Scientists are stunned about new evidence that plants can distinguish between plants related to it and those that are not. Besides actually recognizing its relatives, the plant gives them preferential treatment.
A study carried out by McMaster University in Hamilton, Ontario, (Biology Letters 2007; 3: 435-8), examined how the Great Lakes sea rocket (Cakile eduntula) reacted with plants of the same species when sharing a pot.
The plants competed with strangers for soil nutrients, but not withkin. In the presence of strangers, the sea rocket plants aggressively sprouted roots to soak up all available nutrients. However, with family, the plant restrained itself and settled for more modest root growth.
The Canadian researchers believe that root interactions may provide the key for kin recognition among plants. Plants work out who is family and who isn’t by checking out each other’s roots.
But in my view, the larger implication is that that plants have a primary awareness of their environment and — in common with every other living creature — are constantly communicating with it.

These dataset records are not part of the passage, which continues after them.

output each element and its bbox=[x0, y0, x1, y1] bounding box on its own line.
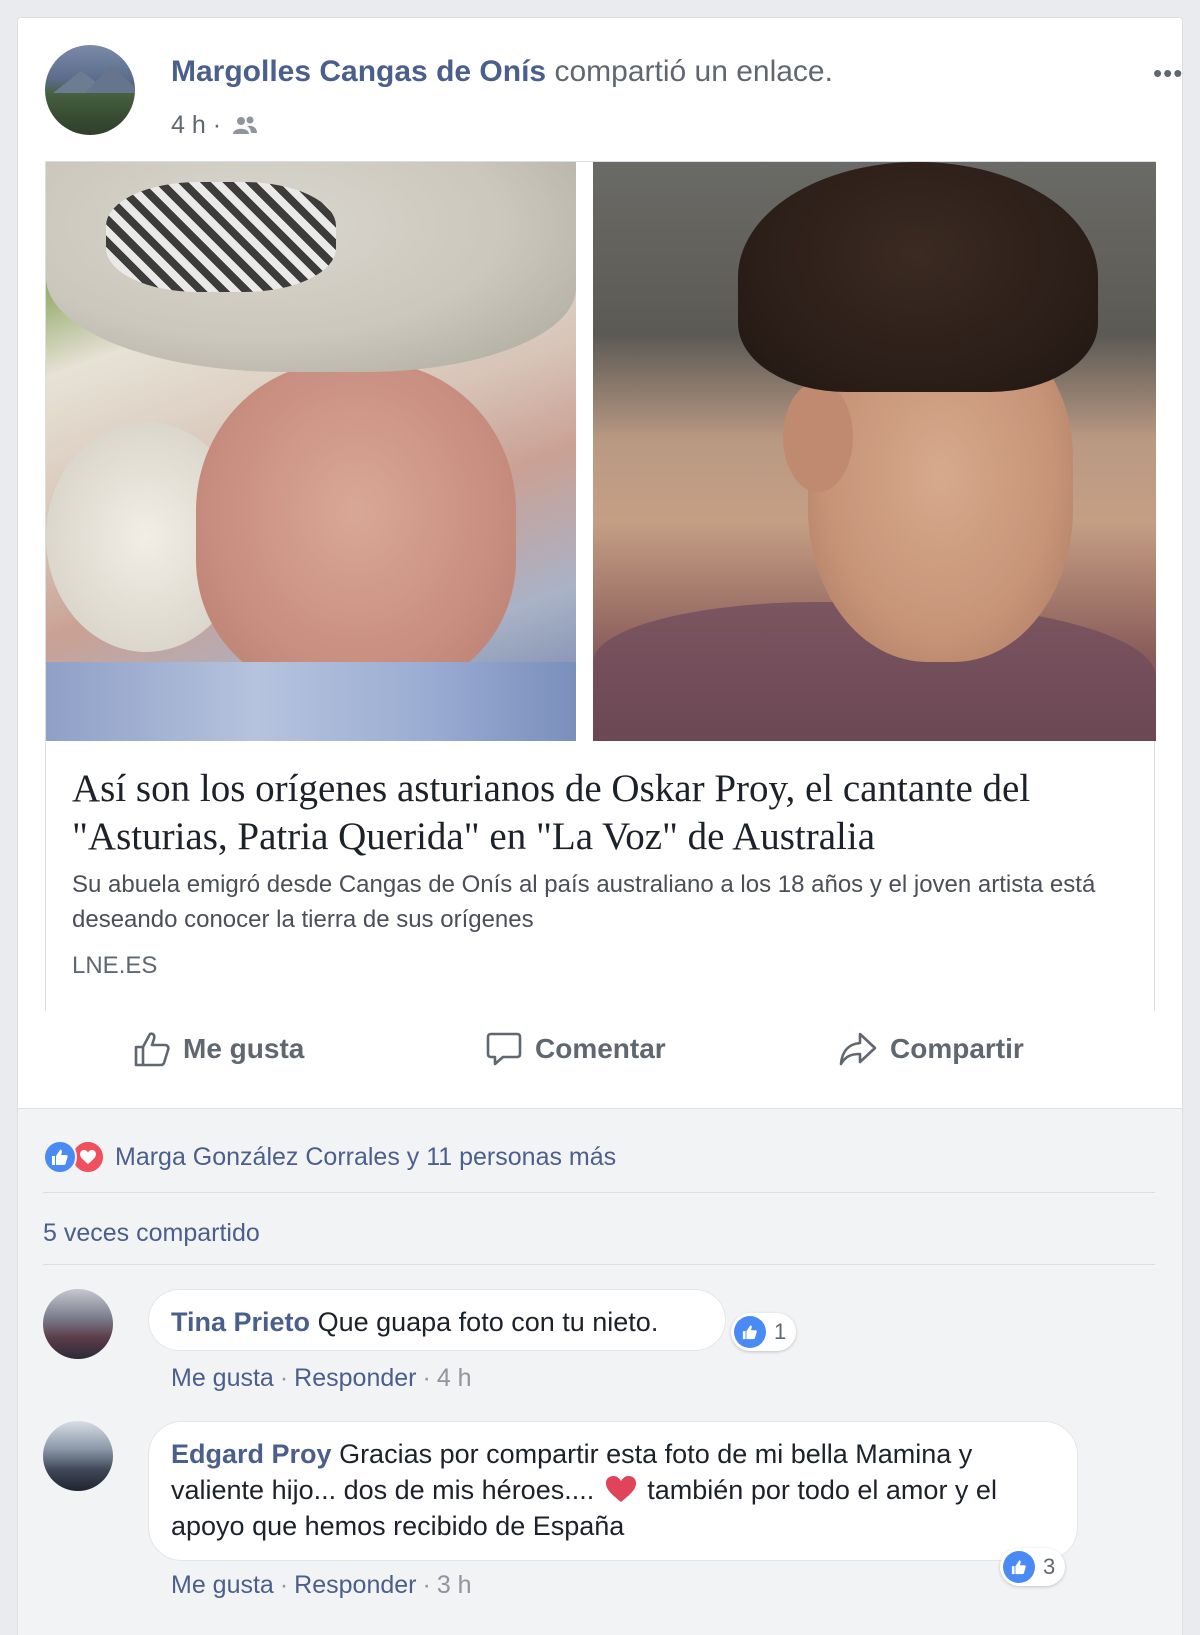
link-description: Su abuela emigró desde Cangas de Onís al… bbox=[72, 871, 1096, 933]
comment-icon bbox=[486, 1032, 522, 1066]
reactions-summary[interactable]: Marga González Corrales y 11 personas má… bbox=[43, 1137, 616, 1177]
post-footer: Marga González Corrales y 11 personas má… bbox=[18, 1108, 1182, 1635]
shared-text: compartió un enlace. bbox=[554, 55, 833, 88]
heart-emoji-icon bbox=[605, 1476, 636, 1502]
shares-count-link[interactable]: 5 veces compartido bbox=[43, 1219, 260, 1248]
link-title[interactable]: Así son los orígenes asturianos de Oskar… bbox=[72, 765, 1132, 861]
commenter-name-link[interactable]: Edgard Proy bbox=[171, 1439, 332, 1469]
friends-icon[interactable] bbox=[232, 115, 258, 135]
divider bbox=[43, 1264, 1155, 1265]
comment-actions: Me gusta · Responder · 3 h bbox=[171, 1571, 472, 1599]
post-header: Margolles Cangas de Onís compartió un en… bbox=[45, 45, 1182, 145]
link-preview[interactable]: Así son los orígenes asturianos de Oskar… bbox=[45, 161, 1156, 1011]
share-arrow-icon bbox=[839, 1032, 877, 1066]
commenter-avatar[interactable] bbox=[43, 1421, 113, 1491]
comment-bubble: Tina Prieto Que guapa foto con tu nieto. bbox=[148, 1289, 726, 1351]
comment-reaction-count[interactable]: 1 bbox=[731, 1313, 797, 1351]
comment-time[interactable]: 4 h bbox=[437, 1364, 472, 1392]
like-reaction-icon bbox=[734, 1316, 766, 1348]
share-button[interactable]: Compartir bbox=[838, 1019, 1024, 1079]
like-button[interactable]: Me gusta bbox=[133, 1019, 304, 1079]
thumbs-up-icon bbox=[134, 1032, 170, 1067]
post-time-link[interactable]: 4 h bbox=[171, 111, 206, 139]
like-reaction-icon bbox=[1003, 1551, 1035, 1583]
post-meta: 4 h · bbox=[171, 111, 258, 140]
comment-bubble: Edgard Proy Gracias por compartir esta f… bbox=[148, 1421, 1078, 1561]
comment-like-link[interactable]: Me gusta bbox=[171, 1364, 274, 1392]
post-actions: Me gusta Comentar Compartir bbox=[18, 1019, 1182, 1079]
comment-reply-link[interactable]: Responder bbox=[294, 1571, 416, 1599]
comment-time[interactable]: 3 h bbox=[437, 1571, 472, 1599]
link-domain: LNE.ES bbox=[72, 952, 158, 979]
image-divider bbox=[576, 162, 593, 741]
author-name-link[interactable]: Margolles Cangas de Onís bbox=[171, 55, 546, 88]
comment-reaction-count[interactable]: 3 bbox=[1000, 1548, 1066, 1586]
like-reaction-icon bbox=[43, 1140, 77, 1174]
comment-actions: Me gusta · Responder · 4 h bbox=[171, 1364, 472, 1392]
comment-button[interactable]: Comentar bbox=[485, 1019, 666, 1079]
link-image-grandmother bbox=[46, 162, 576, 741]
share-button-label: Compartir bbox=[890, 1033, 1024, 1064]
comment-reply-link[interactable]: Responder bbox=[294, 1364, 416, 1392]
commenter-name-link[interactable]: Tina Prieto bbox=[171, 1307, 310, 1337]
author-line: Margolles Cangas de Onís compartió un en… bbox=[171, 55, 833, 89]
link-info[interactable]: Así son los orígenes asturianos de Oskar… bbox=[46, 741, 1154, 1011]
comment-item: Tina Prieto Que guapa foto con tu nieto.… bbox=[43, 1289, 1153, 1409]
commenter-avatar[interactable] bbox=[43, 1289, 113, 1359]
like-button-label: Me gusta bbox=[183, 1033, 305, 1064]
post-card: Margolles Cangas de Onís compartió un en… bbox=[17, 17, 1183, 1635]
reactions-text: Marga González Corrales y 11 personas má… bbox=[115, 1142, 617, 1171]
reaction-count: 3 bbox=[1043, 1554, 1056, 1579]
comment-text: Que guapa foto con tu nieto. bbox=[317, 1307, 659, 1337]
link-image-singer bbox=[593, 162, 1156, 741]
more-options-icon[interactable]: ••• bbox=[1153, 60, 1182, 86]
reaction-count: 1 bbox=[774, 1319, 787, 1344]
comment-button-label: Comentar bbox=[535, 1033, 666, 1064]
meta-separator: · bbox=[212, 111, 222, 139]
comment-item: Edgard Proy Gracias por compartir esta f… bbox=[43, 1421, 1153, 1621]
divider bbox=[43, 1192, 1155, 1193]
comment-like-link[interactable]: Me gusta bbox=[171, 1571, 274, 1599]
page-avatar[interactable] bbox=[45, 45, 135, 135]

Or as Susan A. Dudley, an evolutionary plant ecologist, who led the study, puts it: “Plants have a secret social life.”
This is not the first evidence of what Cleve Backster has termed ‘primary perception’. For some 20 years scientists have discovered that plants sense the presence of competing plants through subtle changes in light (certain plants have ‘signature shifts’), or by the release of another plant’s chemicals. The dodder plant, a parasitic weed, actually very deliberately sprouts toward its potential host plants, making intelligent choices about which plant would enable it to survive the longest.
Backster himself discovered a ‘plant learning curve’ when the famous remote viewer Ingo Swann had come to visit him at his lab in October 1971. Swann wanted to repeat Backster’s initial experiment with his Dracaena, in which the plant reacted, as shown on polygraph equipment, to Backster’s thought of burning one of its leaves. With Swann’s study, the plant’s polygraph began to spike when Swann imagined burning the plant with a match. He tried it again, and the plant reacted wildly, then stopped.
‘Do you think,’ Swann then said to Backster, ‘that it has learned that I’m not serious about really burning its leaf? So that it now knows it need not be alarmed?’
Swann thought of putting acid in the plant’s pot. The needle on the polygraph again began to zigzag wildly. Eventually, the plant appeared to understand that Swann was not serious. The polygraph tracing flat-lined. Swann was shocked at the thought that plants could learn to differentiate between true and artificial human intent.
Backster’s work, combined with the latest evidence, raise the possibility that plants are have a seething and sensory inner life, with abilities common to animals: sensing, learning, memory, and in the case of the sea rocket, the ability to distinguish friend from foe.
Indeed, some 20 international scientists have created the Society for Plant Neurobiology, and although they do not suggest that a little brain is lurking somewhere inside a plant, they do acknowledge that plants have internal electrical signaling — much like a primitive brain.
Many people choose vegetarianism because they feel that it is cruel to kill and eat sentient beings. What if plants are sentient too?
Try the McMaster experiment at home:
Take two seedlings from the same family and plant them in the same pot. See if they thrive. Now take two seedlings from different plants and again plant them in the same pot. See which grows higher.
Or, watch the plants in positive or negative environments. See which grow higher.